The time is the future when everyone is required to bear a stamp or implant of some sort that syncs you in with the collective community (aka – the number of the beast) The future is all about control over relationships, crime, emotions and even pro-creation. Brainwashing is evident with glory being professed to a single entity they call “the leader”. Marriage is thing of the past as people are encouraged to entertain multiple partners without the burden of pregnancy. Child birth as they proclaim is only allowed as the sanctioned by the leader. In short the world is full of populations who live in simple bliss and are kept in an almost euphoric states for the good of the “community” or collected whole. They speak of the days when the population was “purged” and that the new race can live well into 200 years of productivity. Those who threaten or refuse must be destroyed. Freedom is stripped for the whole of the community.

Those who haven’t converted are called smugglers, bootleggers and the rebellion. These folks are either too proud to give up freedom or are Christians living only for Gods plan in the after life. This notion is hinted at then turned on full force as the film progresses. Those kept in captivity find Jesus and accept there execution willingly which is carried out per beheading (a phrase from the Bible alludes to this reality)
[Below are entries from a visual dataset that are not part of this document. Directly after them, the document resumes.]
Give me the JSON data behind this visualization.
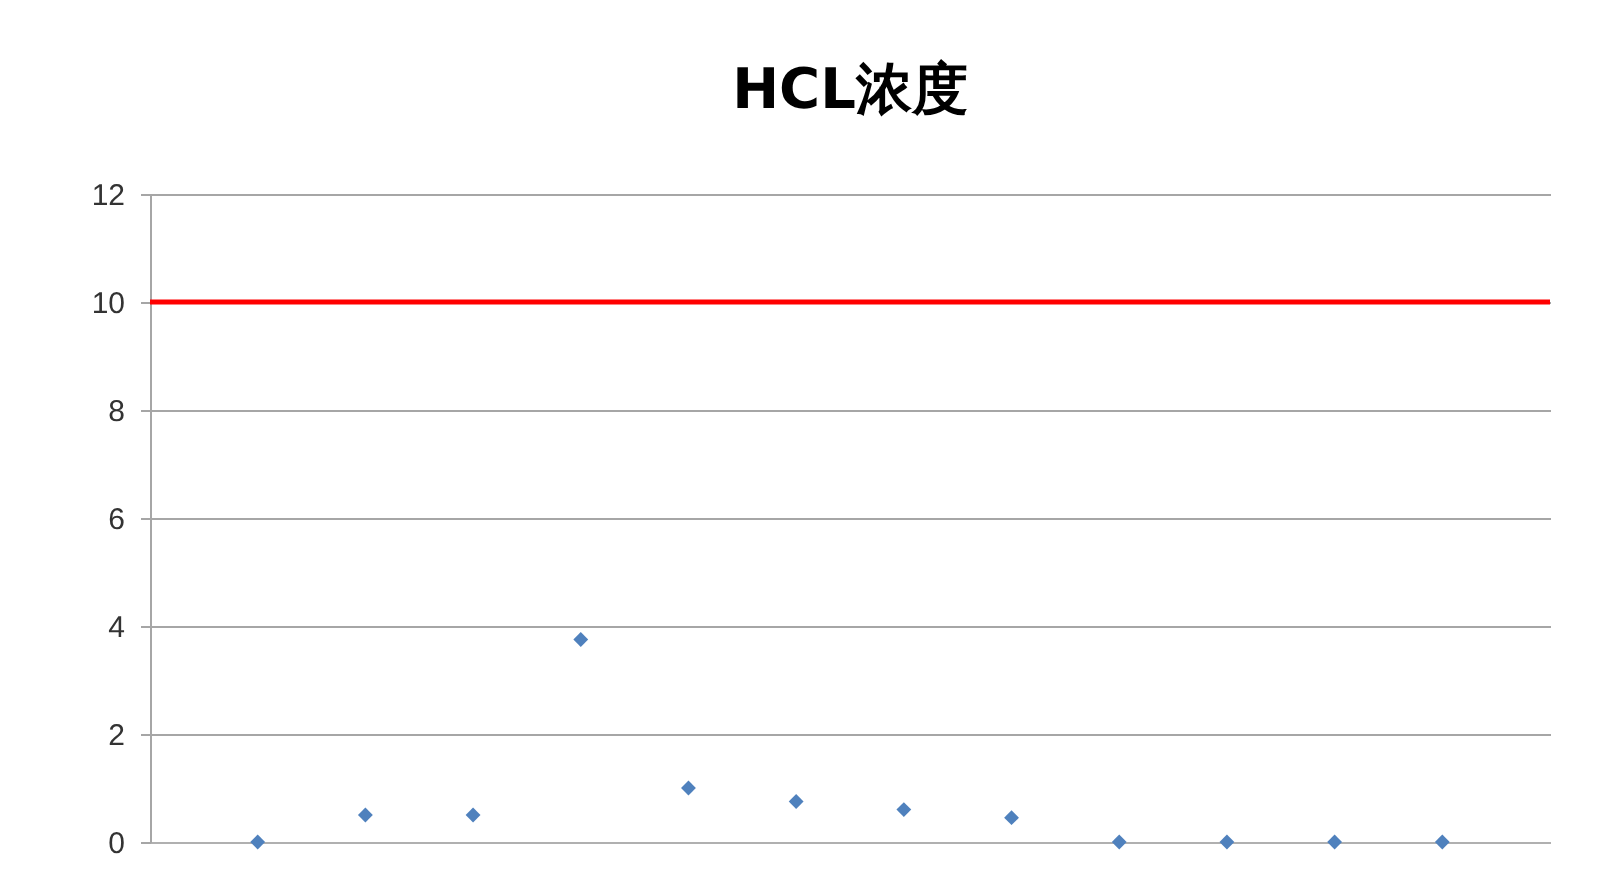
{
  "chart_data": {
    "type": "scatter",
    "title": "HCL浓度",
    "categories": [
      null,
      null,
      null,
      null,
      null,
      null,
      null,
      null,
      null,
      null,
      null,
      null
    ],
    "series": [
      {
        "color": "#4f81bd",
        "values": [
          0,
          0.5,
          0.5,
          3.75,
          1,
          0.75,
          0.6,
          0.45,
          0,
          0,
          0,
          0
        ]
      }
    ],
    "ylim": [
      0,
      12
    ],
    "yticks": [
      0,
      2,
      4,
      6,
      8,
      10,
      12
    ],
    "grid": "y",
    "marker": "diamond",
    "ref_lines": [
      {
        "axis": "y",
        "value": 10,
        "color": "#ff0000"
      }
    ]
  }
}
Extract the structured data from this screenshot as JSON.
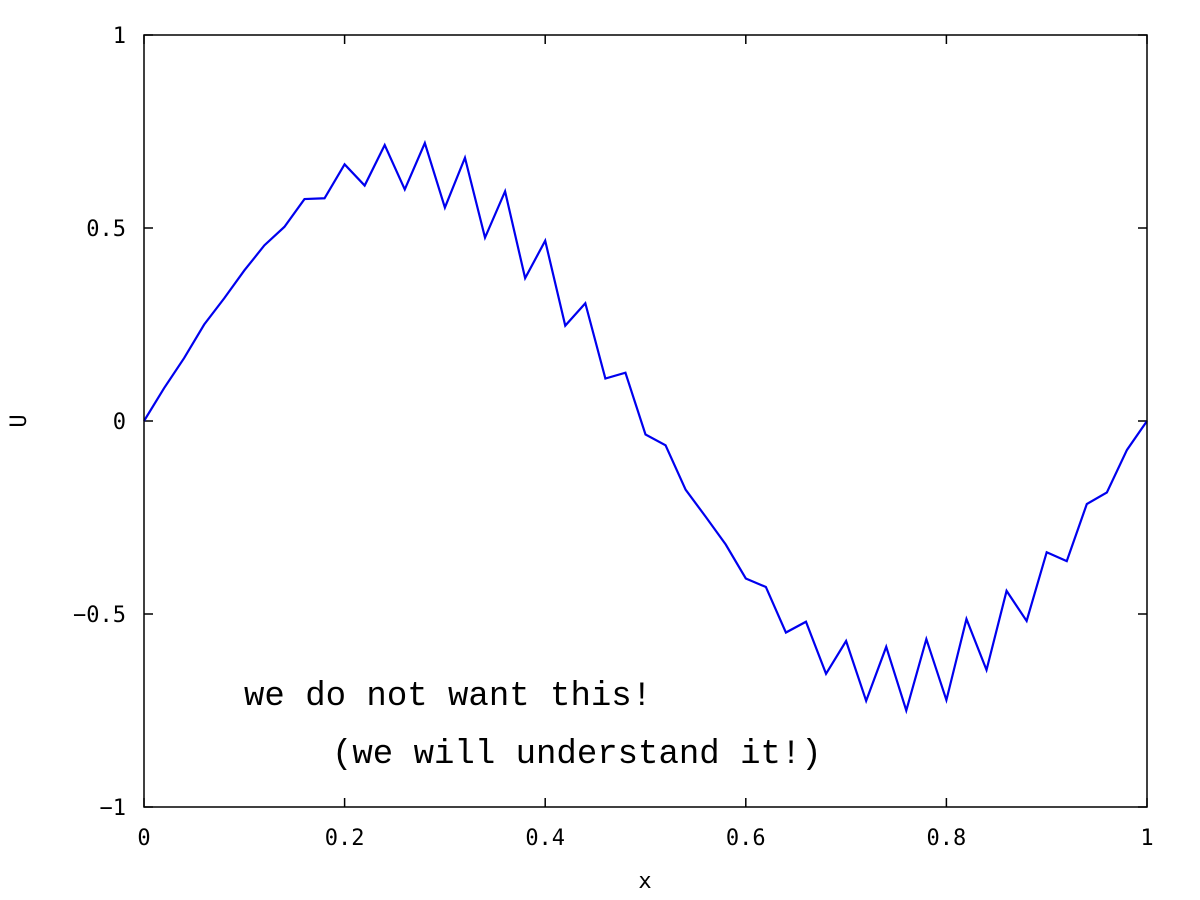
{
  "chart_data": {
    "type": "line",
    "title": "",
    "xlabel": "x",
    "ylabel": "U",
    "xlim": [
      0,
      1
    ],
    "ylim": [
      -1,
      1
    ],
    "xticks": [
      0,
      0.2,
      0.4,
      0.6,
      0.8,
      1
    ],
    "xtick_labels": [
      "0",
      "0.2",
      "0.4",
      "0.6",
      "0.8",
      "1"
    ],
    "yticks": [
      -1,
      -0.5,
      0,
      0.5,
      1
    ],
    "ytick_labels": [
      "−1",
      "−0.5",
      "0",
      "0.5",
      "1"
    ],
    "grid": false,
    "series": [
      {
        "color": "#0000ee",
        "x": [
          0,
          0.02,
          0.04,
          0.06,
          0.08,
          0.1,
          0.12,
          0.14,
          0.16,
          0.18,
          0.2,
          0.22,
          0.24,
          0.26,
          0.28,
          0.3,
          0.32,
          0.34,
          0.36,
          0.38,
          0.4,
          0.42,
          0.44,
          0.46,
          0.48,
          0.5,
          0.52,
          0.54,
          0.56,
          0.58,
          0.6,
          0.62,
          0.64,
          0.66,
          0.68,
          0.7,
          0.72,
          0.74,
          0.76,
          0.78,
          0.8,
          0.82,
          0.84,
          0.86,
          0.88,
          0.9,
          0.92,
          0.94,
          0.96,
          0.98,
          1.0
        ],
        "y": [
          0,
          0.085,
          0.163,
          0.25,
          0.318,
          0.39,
          0.455,
          0.503,
          0.575,
          0.577,
          0.665,
          0.61,
          0.715,
          0.6,
          0.72,
          0.553,
          0.682,
          0.475,
          0.595,
          0.37,
          0.467,
          0.247,
          0.305,
          0.11,
          0.125,
          -0.035,
          -0.063,
          -0.178,
          -0.248,
          -0.32,
          -0.408,
          -0.43,
          -0.548,
          -0.52,
          -0.655,
          -0.57,
          -0.725,
          -0.585,
          -0.75,
          -0.565,
          -0.723,
          -0.513,
          -0.645,
          -0.44,
          -0.518,
          -0.34,
          -0.363,
          -0.215,
          -0.185,
          -0.075,
          0
        ]
      }
    ],
    "annotations": [
      "we do not want this!",
      "(we will understand it!)"
    ]
  }
}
Tom Newman (Jeffrey Dean Morgan) a former cop, is hard pressed to keep his freedom in this mindless new society. When he is captured by his conformed ex wife Jeseca Numan, he is given a chance to keep himself from getting ” the mark” by posing as a christian in search of religious leader Elijah Cone. But not before undergoing a ruthless experiment in torture which sends signals to his brain convincing him of torturous atrocities. Finally giving in he is sent to a concentration prison with orders to befriend an insider and escape in search of the holy man Elijah Cone. The mission is to execute this influential Christian leader who is spreading his message about Jesus to the unconfirmed masses. While inside he is bunked with Luke (Stephen Baldwin) a Christian and prophet who tries to convert Tom into seeing the “truth”. The mission goes into effect and Tom escapes with 2 inmates while under the careful eye of the community enforcements From here it becomes a spiritual journey with some action scenes thrown in for good measure. The journey itself carries a message even though Christians seem to be getting shot in the head alot.

I’m gonna have to say this kept me interested in the first act, but put me to sleep in the 2nd and 3rd act. It had all the right ideas but got too weighed down in “Jesus” speak which put a damper on its momentum. To bring the film into summary its a scifi experience that is about being “saved” and finding all the answers in Jesus Christ. In fact even at the threat of death, a glorious after life in his kingdom is promised that will exceed any negative experiences in life. Quite alot for viewers to grasp hold of especially is they are not Christians. I don’t find harm in these films though the audience is automatically reduced to selective than the genre as a whole. The film was directed by Kevin Downes and has alot of heart and soul to it. This is one for newer age Christians than maybe for Sunday church night.